Pour Amadeo Bordiga, le fascisme n’est d’ailleurs qu’une forme de la démocratie bourgeoise elle-même, un simple facteur répressif. Seule la révolution est à l’ordre du jour et le capitalisme ne peut exister que sous la forme démocratique bourgeoise, aussi les communistes doivent-ils être les plus anti-démocratiques.
Dans Sur le cadavre de la démocratie, Amadeo Bordiga résume de la manière suivante sa thèse, selon laquelle le fascisme n’est qu’un avatar temporaire, qui ramènera inéluctablement un système démocratique bourgeois :
« L’idéologie anti-démocratique du fascisme ne contient donc rien de respectable et de vivant.
Parti du mensonge démocratique, le fascisme y retournera ; et comme il s’agit d’un cadavre, il en partagera le sort, sans ouvrir au régime actuel les horizons d’une nouvelle histoire. »
Amadeo Bordiga n’a donc nullement compris que le fascisme était d’une substance différence de la démocratie bourgeoise ; il ne voit pas les monopoles, le rôle du capital financier. Le capitalisme est pour lui une forme statique, pouvant apparaître comme démocratie bourgeoise, comme fascisme, ou les deux simultanément.

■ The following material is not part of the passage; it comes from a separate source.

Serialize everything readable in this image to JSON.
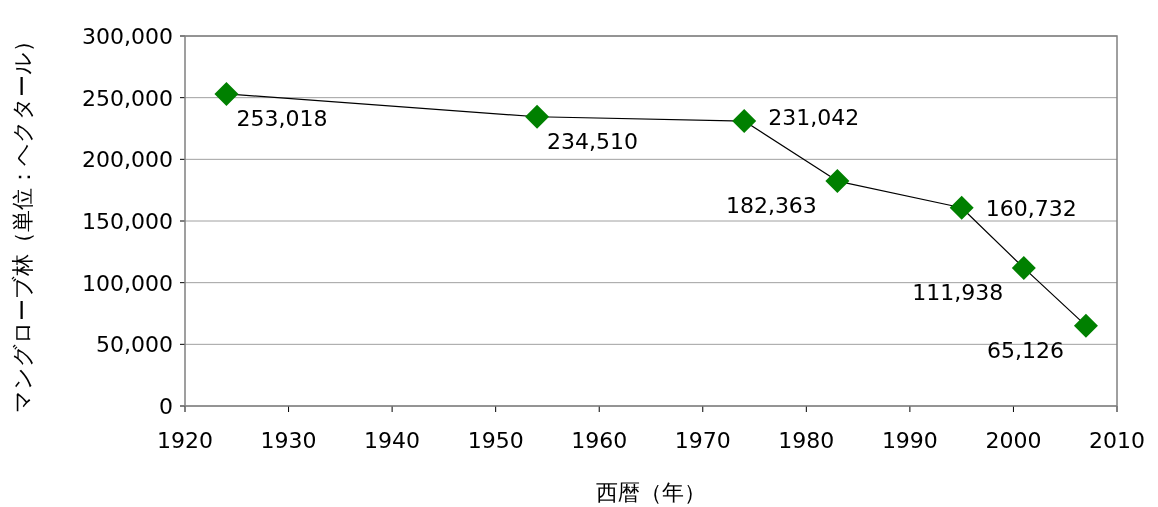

Tout front antifasciste est donc, par définition, contre-révolutionnaire.
Amadeo Bordiga a ici inauguré une ligne anti-antifasciste qui sera toujours celle de l’ultra-gauche, y compris trotskyste ; à l’opposé des communistes qui soutiennent la ligne comme quoi la démocratie s’oppose au fascisme, l’ultra-gauche explique que la révolution seule s’oppose au fascisme. Il faut donc s’opposer coûte que coûte à l’antifascisme.
On a un excellent exemple de convergence de cette ultra-gauche lorsqu’on voit que, durant la guerre d’Espagne, la « colonne Lénine » du POUM – le parti d’ultra-gauche en Catalogne – était composée de bordiguistes et de trotskystes ayant décidé de rejoindre l’Espagne.
Dans le contexte italien, Amadeo Bordiga a saboté l’unité avec la gauche, sur une base unitaire antifasciste. A ce titre, il fut considéré par l’Internationale Communiste comme un gauchiste de type trotskyste et expulsé.